Creating the character, according to Wright, included references to a number of other women from film history. “There’s definitely a little bit of Carol Burnett, because I will put a little bit of Carol Burnett anywhere I can,” she said. “Eve Arden was somebody that Ryan intimated — he wanted a little bit of her sassy, wise-cracking sensibility. And in my mind I’ve got Rosalind Russell doing ‘Auntie Mame,’ I’ve got the original ’39 version of ‘The Women.’ I wanted Pauline to feel like she heralded from sort of the older time in Hollywood than the burgeoning, changing times of the ’60s. It’s just tipping my hat to my favorite era, really, of Hollywood, the ’40s and ’50s.”

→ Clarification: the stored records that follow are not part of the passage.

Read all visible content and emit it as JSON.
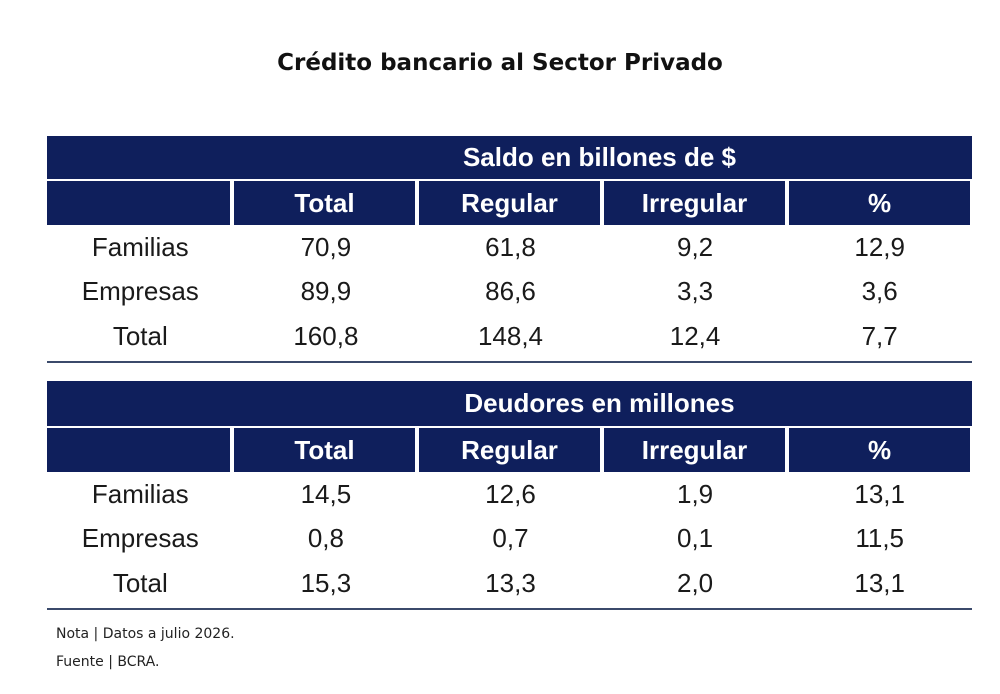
{
  "chart_data": {
    "type": "table",
    "title": "Crédito bancario al Sector Privado",
    "tables": [
      {
        "heading": "Saldo en billones de $",
        "columns": [
          "Total",
          "Regular",
          "Irregular",
          "%"
        ],
        "rows": [
          {
            "label": "Familias",
            "values": [
              "70,9",
              "61,8",
              "9,2",
              "12,9"
            ]
          },
          {
            "label": "Empresas",
            "values": [
              "89,9",
              "86,6",
              "3,3",
              "3,6"
            ]
          },
          {
            "label": "Total",
            "values": [
              "160,8",
              "148,4",
              "12,4",
              "7,7"
            ]
          }
        ]
      },
      {
        "heading": "Deudores en millones",
        "columns": [
          "Total",
          "Regular",
          "Irregular",
          "%"
        ],
        "rows": [
          {
            "label": "Familias",
            "values": [
              "14,5",
              "12,6",
              "1,9",
              "13,1"
            ]
          },
          {
            "label": "Empresas",
            "values": [
              "0,8",
              "0,7",
              "0,1",
              "11,5"
            ]
          },
          {
            "label": "Total",
            "values": [
              "15,3",
              "13,3",
              "2,0",
              "13,1"
            ]
          }
        ]
      }
    ],
    "notes": [
      "Nota | Datos a julio 2026.",
      "Fuente | BCRA."
    ]
  },
  "colors": {
    "header_bg": "#0f1f5c",
    "header_text": "#ffffff",
    "rule": "#3b4a6b"
  }
}
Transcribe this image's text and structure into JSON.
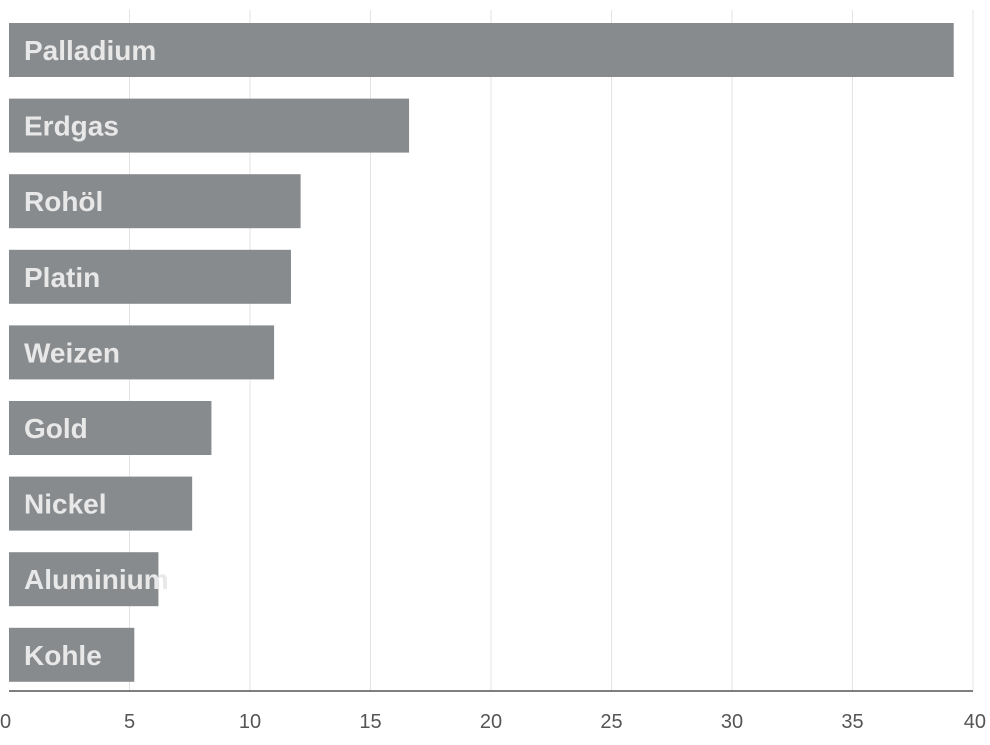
{
  "chart_data": {
    "type": "bar",
    "orientation": "horizontal",
    "categories": [
      "Palladium",
      "Erdgas",
      "Rohöl",
      "Platin",
      "Weizen",
      "Gold",
      "Nickel",
      "Aluminium",
      "Kohle"
    ],
    "values": [
      39.2,
      16.6,
      12.1,
      11.7,
      11.0,
      8.4,
      7.6,
      6.2,
      5.2
    ],
    "xlim": [
      0,
      40
    ],
    "xticks": [
      0,
      5,
      10,
      15,
      20,
      25,
      30,
      35,
      40
    ],
    "title": "",
    "xlabel": "",
    "ylabel": "",
    "grid": "vertical",
    "legend": "none",
    "colors": {
      "bar": "#888b8d",
      "label": "#e8e8e8",
      "grid": "#e3e3e3",
      "axis": "#555555"
    }
  }
}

That said, Wright definitely feels like the show has a modern sensibility — especially when it comes to the sort of sexist language Pauline has to overhear while working in the industry. “Fred [Molina] and I, didn’t really have to necessarily be on the same page because Bob and Pauline’s experiences and perspectives would have been so different,” she said. “She was definitely in a second-class situation to him, if you will, just because of the different sexes and the stuff that she would have to hear and pretend she wasn’t really hearing or not react to. The overt conversations [Bob] would have with Jack Warner right in front of her. Just this sexist, misogynist stuff that we as women have to listen to quite often.”

It might have been hard for her to internalize those conversations on set, except that in the year 2017, she still hears sexist remarks all the time, “so no, it didn’t feel any different,” she said. “There’s stuff that we don’t even really notice, as women. ‘Throw like a girl’ or something like that expression — we’re surrounded by all of this sexism that you don’t always recognize for what it really is. I think all women have grown up with that sort of thing. The way that we’re objectified by men, I don’t think that’s changed. It’s something that I’m always aware of in my life every day.”

READ MORE: ‘Feud: Bette and Joan’ Review: Why Care About the Facts When a Show Feels This True?

Pauline’s attempts to get a directing job have been unsuccessful so far this season, but she has one advantage working toward her potential future success: being fictional. According to Wright, “she’s a survivor and she isn’t beaten down. She doesn’t lose, she doesn’t give up, she doesn’t quit. She’s one of those women who will power through and find a way to do what she wants, not just fade into the background and try to find a husband and kids and be unsatisfied or resentful. She’s very determined to make a success of her life.”

So while you can’t look up on Wikipedia what ultimately happened to Pauline, by the time this season of “Feud” ends, we will find out how her story ends — because she promises that the writers have given her character some closure. “I was very happy with the ending of the story that they chose for her,” Wright said. “There was a couple of different possibilities milling around, of course, and I’m proud of the resolution.”

That’s right: For once, a story about women in Hollywood might have a happy ending.

“Feud: Bette and Joan” airs Sundays at 10 p.m.